Le litige : « l'adhésion des ayants droit du salarié sera facultative »
Un salarié prétend se trouver, au titre de la qualité d’ayant droit de son épouse salariée, dans un cas de dispense d’adhésion au régime de protection sociale complémentaire mis en place par son employeur. Il réclamait alors la restitution des cotisations prélevées sur ses bulletins de salaire pour financer ces garanties.
La Cour d’appel avait accédé à sa demande
Son employeur avait finalement saisit la Cour de cassation. Son argumentaire était basé sur le fait que le salarié ne pouvait pas faire jouer ce cas de dispense d’adhésion étant donné qu’il ne justifiait pas bénéficier de la couverture de sa conjointe en qualité d’ayant droit affilié à titre obligatoire.
En effet, la décision unilatérale instituant le régime complémentaire de l’employeur de l’épouse prévoyait une mention indiquant « l'adhésion des ayants droit du salarié sera facultative ». L’employeur estimait que cette mention suffisait à empêcher de considérer que le salarié bénéficiait à titre obligatoire du contrat collectif et obligatoire de son épouse, en qualité d’ayant droit.
La décision de de la Cour de cassation
La Cour de cassation déboute l’employeur
Il découle du raisonnement des juges du Quai de l’horloge que « la dispense d’adhésion au régime complémentaire collectif et obligatoire mis en place dans l’entreprise du salarié n’est pas subordonné à la justification qu’il bénéficie en qualité d’ayant droit à titre obligatoire de la couverture collective relevant d’un dispositif de protection sociale complémentaire présentant un caractère collectif et obligatoire de son conjoint ».
Selon les magistrats, les textes en vigueur exigent que le salarié justifie bénéficier, en qualité d’ayant droit, d’une couverture collective de prévoyance complémentaire obligatoire conforme, ce qui est le cas en l’espèce. Ces mêmes textes n’obligent en rien à ce que l’affiliation des ayants droit soit obligatoire.
La Cour d’appel en a donc exactement déduit que le salarié remplissait les conditions de dispense prévues par les textes en vigueur.

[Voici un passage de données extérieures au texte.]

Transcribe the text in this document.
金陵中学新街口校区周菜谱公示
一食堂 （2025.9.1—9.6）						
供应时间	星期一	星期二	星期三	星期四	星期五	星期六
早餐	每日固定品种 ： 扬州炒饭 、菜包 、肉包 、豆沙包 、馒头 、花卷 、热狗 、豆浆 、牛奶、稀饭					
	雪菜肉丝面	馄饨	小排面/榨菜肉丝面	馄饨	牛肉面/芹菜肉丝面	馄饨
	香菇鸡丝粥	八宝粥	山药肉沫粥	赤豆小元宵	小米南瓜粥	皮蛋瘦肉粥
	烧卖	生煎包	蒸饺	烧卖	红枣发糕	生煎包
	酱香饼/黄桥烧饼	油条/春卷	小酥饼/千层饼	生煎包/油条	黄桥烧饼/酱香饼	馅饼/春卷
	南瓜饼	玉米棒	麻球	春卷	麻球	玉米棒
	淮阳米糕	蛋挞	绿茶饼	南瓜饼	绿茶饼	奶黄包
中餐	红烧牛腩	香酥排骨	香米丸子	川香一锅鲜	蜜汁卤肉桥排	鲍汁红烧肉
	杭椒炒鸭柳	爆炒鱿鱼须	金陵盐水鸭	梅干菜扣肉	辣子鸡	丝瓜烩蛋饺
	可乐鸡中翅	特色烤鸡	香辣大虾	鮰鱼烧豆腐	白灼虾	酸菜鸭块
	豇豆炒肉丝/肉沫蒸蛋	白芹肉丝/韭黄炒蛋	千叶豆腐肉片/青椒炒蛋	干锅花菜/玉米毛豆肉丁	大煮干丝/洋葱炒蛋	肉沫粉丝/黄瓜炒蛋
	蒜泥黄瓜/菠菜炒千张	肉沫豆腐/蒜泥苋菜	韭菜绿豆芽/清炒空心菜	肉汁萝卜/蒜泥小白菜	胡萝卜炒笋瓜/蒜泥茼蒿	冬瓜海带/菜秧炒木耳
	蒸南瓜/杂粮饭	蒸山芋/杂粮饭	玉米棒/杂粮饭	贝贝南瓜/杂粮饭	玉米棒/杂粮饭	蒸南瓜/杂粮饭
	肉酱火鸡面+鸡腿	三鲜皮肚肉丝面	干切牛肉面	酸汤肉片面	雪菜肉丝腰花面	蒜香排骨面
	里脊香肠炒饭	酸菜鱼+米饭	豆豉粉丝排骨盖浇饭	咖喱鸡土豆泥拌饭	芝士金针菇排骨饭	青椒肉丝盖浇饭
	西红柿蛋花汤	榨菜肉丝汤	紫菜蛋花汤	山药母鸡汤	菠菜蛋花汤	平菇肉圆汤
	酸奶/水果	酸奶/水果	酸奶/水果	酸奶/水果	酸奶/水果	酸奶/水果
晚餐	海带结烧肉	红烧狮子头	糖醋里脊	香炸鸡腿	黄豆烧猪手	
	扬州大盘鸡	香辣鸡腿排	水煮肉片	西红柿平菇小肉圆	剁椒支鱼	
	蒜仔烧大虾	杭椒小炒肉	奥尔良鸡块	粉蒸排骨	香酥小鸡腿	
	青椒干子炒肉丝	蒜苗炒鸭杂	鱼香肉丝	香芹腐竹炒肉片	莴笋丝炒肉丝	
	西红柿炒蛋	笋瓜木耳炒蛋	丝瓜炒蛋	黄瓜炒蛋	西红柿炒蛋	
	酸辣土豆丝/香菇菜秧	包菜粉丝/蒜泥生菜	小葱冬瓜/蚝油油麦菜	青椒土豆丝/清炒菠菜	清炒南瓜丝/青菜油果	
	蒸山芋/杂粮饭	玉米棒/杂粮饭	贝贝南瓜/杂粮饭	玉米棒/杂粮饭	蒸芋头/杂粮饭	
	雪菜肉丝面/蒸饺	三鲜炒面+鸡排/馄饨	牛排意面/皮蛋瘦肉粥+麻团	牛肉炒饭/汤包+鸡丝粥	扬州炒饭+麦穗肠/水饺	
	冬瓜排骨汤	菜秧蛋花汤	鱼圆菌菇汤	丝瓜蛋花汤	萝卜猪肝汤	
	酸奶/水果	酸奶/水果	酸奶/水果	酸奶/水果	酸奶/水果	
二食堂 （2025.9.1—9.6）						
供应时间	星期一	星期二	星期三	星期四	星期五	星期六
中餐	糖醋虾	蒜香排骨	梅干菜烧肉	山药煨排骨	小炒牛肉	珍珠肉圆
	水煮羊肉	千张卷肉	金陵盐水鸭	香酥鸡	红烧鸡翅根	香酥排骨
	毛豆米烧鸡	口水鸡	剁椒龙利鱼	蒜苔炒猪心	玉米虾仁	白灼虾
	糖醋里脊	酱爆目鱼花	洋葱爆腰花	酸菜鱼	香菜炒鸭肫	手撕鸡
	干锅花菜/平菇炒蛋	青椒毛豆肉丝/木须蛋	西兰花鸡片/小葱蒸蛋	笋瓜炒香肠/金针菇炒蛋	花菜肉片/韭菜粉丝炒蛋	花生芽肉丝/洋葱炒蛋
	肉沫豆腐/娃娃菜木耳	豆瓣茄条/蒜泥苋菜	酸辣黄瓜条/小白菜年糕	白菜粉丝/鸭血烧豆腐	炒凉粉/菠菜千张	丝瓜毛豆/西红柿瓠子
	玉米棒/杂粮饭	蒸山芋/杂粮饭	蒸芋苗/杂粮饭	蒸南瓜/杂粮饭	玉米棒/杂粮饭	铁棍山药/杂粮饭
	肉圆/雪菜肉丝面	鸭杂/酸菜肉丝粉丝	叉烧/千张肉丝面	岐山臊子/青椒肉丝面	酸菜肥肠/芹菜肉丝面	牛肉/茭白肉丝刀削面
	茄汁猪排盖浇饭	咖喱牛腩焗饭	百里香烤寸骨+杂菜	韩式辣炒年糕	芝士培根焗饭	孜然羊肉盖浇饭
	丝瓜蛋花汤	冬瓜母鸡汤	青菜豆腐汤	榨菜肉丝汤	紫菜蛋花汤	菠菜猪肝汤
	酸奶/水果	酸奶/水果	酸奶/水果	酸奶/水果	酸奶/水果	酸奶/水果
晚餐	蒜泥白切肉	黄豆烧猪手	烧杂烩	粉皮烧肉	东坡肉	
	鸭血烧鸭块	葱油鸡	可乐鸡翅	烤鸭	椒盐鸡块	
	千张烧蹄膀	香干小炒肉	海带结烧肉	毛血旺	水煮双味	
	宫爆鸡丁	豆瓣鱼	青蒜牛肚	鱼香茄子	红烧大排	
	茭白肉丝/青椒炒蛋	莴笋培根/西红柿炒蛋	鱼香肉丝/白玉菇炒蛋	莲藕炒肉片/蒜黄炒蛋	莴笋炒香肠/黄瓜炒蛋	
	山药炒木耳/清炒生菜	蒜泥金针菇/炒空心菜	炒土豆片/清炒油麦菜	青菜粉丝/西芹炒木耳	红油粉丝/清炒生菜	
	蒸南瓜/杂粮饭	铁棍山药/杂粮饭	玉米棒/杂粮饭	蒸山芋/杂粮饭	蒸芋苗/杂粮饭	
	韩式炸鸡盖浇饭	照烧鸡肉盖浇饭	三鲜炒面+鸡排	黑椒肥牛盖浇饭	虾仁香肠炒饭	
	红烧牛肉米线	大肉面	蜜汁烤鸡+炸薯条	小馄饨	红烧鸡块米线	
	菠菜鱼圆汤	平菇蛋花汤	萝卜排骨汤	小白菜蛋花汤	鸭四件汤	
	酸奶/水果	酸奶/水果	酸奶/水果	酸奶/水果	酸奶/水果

En pratique, des incertitudes persistent. Il serait utile que le Bulletin Officiel de la Sécurité sociale apporte des précisions pour savoir si cette décision de la chambre sociale de la Cour de cassation (litige en droit du travail) serait duplicable en matière URSSAF. Mais aussi pour confirmer sa position dans le cadre d’une dispense de droit comme d’une dispense facultative.